A cualquiera le sorprende ver a sus dioses bajar a tierra y compartir el aire con ellos en los momentos más mundanos. Cómo no iba a dudar Everett de que Little Richard estaba ahí. "Es necesario dudar cuando se espera", decía Flaubert. Un sociólogo ha encontrado la explicación a esa sorpresa.

Javier Auyero, director del Laboratorio de Etnografía Urbana de la Universidad de Texas, estudió las colas como fenómeno social y concluyó que perpetúan nuestra situación en el mundo y, concretamente, nos recuerdan la clase social. O lo que es lo mismo: esperar es de pobres.

El dinero permite evitar las colas y las esperas en general mientras se hace ostentación de cierta riqueza y poder. A menudo, evitar las colas con la ayuda del dinero es una forma de vivir más. Lo que se paga, a fin de cuentas, es el tiempo.
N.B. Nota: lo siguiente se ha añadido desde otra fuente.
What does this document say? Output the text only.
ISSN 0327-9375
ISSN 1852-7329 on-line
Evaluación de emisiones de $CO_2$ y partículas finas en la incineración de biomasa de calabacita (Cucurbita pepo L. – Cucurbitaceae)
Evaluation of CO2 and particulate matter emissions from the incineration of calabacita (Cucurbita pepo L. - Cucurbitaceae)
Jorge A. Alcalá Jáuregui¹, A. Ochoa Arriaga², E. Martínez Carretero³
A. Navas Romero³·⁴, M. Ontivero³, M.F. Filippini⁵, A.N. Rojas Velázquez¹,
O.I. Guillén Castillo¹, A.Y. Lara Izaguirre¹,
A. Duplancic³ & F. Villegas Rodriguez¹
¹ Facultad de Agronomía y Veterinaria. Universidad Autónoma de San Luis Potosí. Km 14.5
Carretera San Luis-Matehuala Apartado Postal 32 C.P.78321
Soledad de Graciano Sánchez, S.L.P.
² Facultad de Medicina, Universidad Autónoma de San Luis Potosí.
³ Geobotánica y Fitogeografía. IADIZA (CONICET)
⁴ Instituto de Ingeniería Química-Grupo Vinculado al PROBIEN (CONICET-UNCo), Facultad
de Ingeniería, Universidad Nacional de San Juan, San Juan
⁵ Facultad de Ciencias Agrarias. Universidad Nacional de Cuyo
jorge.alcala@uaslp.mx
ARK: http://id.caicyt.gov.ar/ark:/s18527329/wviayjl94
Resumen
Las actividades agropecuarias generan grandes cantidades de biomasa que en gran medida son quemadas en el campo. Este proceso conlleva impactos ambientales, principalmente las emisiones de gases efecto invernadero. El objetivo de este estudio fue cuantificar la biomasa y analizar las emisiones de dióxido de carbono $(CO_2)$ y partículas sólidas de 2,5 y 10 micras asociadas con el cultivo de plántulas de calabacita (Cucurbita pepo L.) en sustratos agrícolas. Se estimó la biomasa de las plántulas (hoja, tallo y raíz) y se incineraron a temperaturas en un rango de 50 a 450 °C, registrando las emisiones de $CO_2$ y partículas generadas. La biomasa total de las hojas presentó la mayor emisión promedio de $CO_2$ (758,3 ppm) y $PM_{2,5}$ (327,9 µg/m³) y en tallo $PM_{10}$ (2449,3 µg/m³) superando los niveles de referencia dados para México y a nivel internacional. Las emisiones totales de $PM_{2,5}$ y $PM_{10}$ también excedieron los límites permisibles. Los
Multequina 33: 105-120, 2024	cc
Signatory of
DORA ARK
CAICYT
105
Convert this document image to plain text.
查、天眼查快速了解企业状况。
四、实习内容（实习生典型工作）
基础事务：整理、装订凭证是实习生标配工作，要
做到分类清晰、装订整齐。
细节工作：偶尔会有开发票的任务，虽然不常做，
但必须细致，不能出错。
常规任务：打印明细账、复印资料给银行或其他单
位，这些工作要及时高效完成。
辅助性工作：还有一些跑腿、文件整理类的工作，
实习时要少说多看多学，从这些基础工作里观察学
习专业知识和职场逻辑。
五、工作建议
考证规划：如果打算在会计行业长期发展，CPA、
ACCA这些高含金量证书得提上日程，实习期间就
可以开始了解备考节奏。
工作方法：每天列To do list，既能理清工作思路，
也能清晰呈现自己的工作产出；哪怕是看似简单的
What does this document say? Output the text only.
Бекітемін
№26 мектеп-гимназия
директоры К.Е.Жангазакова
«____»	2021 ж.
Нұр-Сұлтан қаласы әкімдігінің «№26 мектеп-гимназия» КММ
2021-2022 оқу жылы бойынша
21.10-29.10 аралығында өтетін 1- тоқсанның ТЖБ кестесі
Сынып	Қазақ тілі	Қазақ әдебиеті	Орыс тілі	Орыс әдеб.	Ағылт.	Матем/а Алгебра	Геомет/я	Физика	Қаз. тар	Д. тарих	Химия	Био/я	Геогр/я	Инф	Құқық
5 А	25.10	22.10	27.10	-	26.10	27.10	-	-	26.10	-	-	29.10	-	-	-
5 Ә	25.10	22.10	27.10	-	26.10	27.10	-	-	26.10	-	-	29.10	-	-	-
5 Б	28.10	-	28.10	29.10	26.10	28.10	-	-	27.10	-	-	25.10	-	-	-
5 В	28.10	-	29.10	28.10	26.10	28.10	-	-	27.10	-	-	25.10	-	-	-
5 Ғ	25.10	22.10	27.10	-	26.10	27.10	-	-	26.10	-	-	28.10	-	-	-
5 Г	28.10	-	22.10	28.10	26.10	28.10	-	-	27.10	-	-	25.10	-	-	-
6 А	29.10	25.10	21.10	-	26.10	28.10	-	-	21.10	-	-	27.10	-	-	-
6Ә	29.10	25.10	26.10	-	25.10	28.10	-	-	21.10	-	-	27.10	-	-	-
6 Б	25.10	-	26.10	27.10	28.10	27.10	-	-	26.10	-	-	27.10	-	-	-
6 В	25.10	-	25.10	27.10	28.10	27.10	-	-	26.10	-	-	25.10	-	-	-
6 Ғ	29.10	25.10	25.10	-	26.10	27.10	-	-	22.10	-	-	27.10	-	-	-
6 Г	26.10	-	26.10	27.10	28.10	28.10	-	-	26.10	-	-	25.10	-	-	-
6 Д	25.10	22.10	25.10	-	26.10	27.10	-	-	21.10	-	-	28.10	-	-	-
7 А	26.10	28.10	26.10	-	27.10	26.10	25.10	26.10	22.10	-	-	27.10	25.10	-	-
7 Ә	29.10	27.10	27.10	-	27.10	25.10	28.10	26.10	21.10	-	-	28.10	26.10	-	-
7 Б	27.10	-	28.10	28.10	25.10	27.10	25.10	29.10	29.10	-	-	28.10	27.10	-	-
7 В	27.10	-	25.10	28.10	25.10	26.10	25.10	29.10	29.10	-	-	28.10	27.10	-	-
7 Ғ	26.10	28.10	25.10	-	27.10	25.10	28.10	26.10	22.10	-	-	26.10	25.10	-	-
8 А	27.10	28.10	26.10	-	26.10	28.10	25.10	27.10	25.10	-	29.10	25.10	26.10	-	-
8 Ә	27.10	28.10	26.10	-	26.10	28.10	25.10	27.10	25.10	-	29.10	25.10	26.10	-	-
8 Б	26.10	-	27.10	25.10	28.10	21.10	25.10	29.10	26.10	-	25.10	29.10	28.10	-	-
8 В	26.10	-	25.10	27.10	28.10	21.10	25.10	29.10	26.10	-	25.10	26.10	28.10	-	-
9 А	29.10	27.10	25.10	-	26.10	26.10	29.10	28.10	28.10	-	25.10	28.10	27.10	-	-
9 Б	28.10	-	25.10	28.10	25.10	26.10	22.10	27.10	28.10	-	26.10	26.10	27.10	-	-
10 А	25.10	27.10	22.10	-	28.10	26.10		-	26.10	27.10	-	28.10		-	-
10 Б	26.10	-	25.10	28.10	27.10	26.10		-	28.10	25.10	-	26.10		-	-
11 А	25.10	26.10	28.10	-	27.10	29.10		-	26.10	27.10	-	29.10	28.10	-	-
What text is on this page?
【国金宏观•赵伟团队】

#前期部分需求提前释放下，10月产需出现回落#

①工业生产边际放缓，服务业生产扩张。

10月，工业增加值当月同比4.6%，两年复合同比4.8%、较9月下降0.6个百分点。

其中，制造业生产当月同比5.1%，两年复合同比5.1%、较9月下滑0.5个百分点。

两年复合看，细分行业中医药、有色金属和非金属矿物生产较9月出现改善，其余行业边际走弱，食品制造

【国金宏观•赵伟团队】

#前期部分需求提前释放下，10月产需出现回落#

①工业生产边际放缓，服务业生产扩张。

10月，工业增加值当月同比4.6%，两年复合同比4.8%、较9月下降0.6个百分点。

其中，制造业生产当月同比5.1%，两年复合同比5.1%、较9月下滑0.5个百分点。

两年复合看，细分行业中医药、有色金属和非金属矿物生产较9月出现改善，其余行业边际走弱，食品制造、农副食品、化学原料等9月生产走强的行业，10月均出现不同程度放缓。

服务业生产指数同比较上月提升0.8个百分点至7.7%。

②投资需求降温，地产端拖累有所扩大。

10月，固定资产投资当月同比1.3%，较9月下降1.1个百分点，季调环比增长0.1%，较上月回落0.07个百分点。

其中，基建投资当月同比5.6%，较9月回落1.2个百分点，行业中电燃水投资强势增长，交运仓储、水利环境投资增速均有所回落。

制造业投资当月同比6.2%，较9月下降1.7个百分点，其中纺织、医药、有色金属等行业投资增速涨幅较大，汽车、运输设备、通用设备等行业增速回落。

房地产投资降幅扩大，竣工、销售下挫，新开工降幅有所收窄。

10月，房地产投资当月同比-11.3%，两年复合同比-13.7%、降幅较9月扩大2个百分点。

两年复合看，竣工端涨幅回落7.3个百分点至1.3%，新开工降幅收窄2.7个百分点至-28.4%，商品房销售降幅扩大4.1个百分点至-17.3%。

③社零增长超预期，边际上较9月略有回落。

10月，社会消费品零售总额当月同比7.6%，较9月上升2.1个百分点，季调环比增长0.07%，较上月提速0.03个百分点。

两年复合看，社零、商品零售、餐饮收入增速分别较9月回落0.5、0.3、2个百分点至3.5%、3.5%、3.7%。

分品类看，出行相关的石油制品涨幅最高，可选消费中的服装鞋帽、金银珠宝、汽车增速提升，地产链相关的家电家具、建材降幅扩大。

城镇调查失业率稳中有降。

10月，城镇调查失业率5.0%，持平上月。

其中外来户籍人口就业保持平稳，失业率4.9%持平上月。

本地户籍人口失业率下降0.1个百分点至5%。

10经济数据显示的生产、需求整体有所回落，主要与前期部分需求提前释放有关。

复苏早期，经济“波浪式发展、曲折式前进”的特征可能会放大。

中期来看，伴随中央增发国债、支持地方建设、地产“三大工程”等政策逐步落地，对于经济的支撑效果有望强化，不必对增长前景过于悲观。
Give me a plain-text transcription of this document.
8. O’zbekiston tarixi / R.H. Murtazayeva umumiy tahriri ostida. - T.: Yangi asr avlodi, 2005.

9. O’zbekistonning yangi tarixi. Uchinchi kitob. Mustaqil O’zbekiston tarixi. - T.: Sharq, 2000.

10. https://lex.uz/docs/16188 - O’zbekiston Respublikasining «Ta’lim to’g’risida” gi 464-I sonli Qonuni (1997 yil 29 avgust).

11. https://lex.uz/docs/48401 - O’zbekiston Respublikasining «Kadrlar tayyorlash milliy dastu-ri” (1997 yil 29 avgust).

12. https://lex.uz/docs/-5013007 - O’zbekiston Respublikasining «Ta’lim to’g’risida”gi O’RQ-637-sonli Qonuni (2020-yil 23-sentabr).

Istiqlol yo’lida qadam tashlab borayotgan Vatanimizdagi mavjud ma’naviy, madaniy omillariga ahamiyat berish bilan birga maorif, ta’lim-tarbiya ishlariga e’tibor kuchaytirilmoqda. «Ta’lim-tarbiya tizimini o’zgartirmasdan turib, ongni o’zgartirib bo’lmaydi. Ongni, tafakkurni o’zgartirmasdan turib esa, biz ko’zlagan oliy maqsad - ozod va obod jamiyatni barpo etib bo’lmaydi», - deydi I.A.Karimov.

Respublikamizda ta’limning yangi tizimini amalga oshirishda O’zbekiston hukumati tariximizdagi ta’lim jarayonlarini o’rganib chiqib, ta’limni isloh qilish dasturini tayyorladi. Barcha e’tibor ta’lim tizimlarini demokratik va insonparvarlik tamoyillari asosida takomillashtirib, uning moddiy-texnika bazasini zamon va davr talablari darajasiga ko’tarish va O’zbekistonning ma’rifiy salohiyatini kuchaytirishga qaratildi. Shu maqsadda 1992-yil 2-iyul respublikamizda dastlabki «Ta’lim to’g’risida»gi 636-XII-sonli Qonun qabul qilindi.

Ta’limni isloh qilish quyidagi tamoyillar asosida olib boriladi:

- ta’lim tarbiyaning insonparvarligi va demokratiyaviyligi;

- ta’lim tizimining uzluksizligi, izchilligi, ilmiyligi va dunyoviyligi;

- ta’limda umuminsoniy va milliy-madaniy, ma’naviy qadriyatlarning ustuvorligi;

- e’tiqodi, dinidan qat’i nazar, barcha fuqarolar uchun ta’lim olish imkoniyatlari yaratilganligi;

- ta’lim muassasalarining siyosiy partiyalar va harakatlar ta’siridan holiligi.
Y ahora, hasta la espera se puede comprar.

A ese plasta de la cola del cine que desespera a Woody Allen en Annie Hall tampoco le resultó creíble la presencia del hombre al que había dedicado horas de estudio, disertaciones y mansplaining.

El personaje en cuestión no paraba de hablar en voz alta de Marshall McLuhan y Allen tenía la cara de desesperación de quien ve una película mientras el de detrás se la cuenta. Harto como estaba, Allen encontró la manera de callar a aquel erudito que aseguraba tener mucho que decir de McLuhan. No solo no tenía ni idea de lo que estaba diciendo, sino que él mismo estaba ahí para aclararlo.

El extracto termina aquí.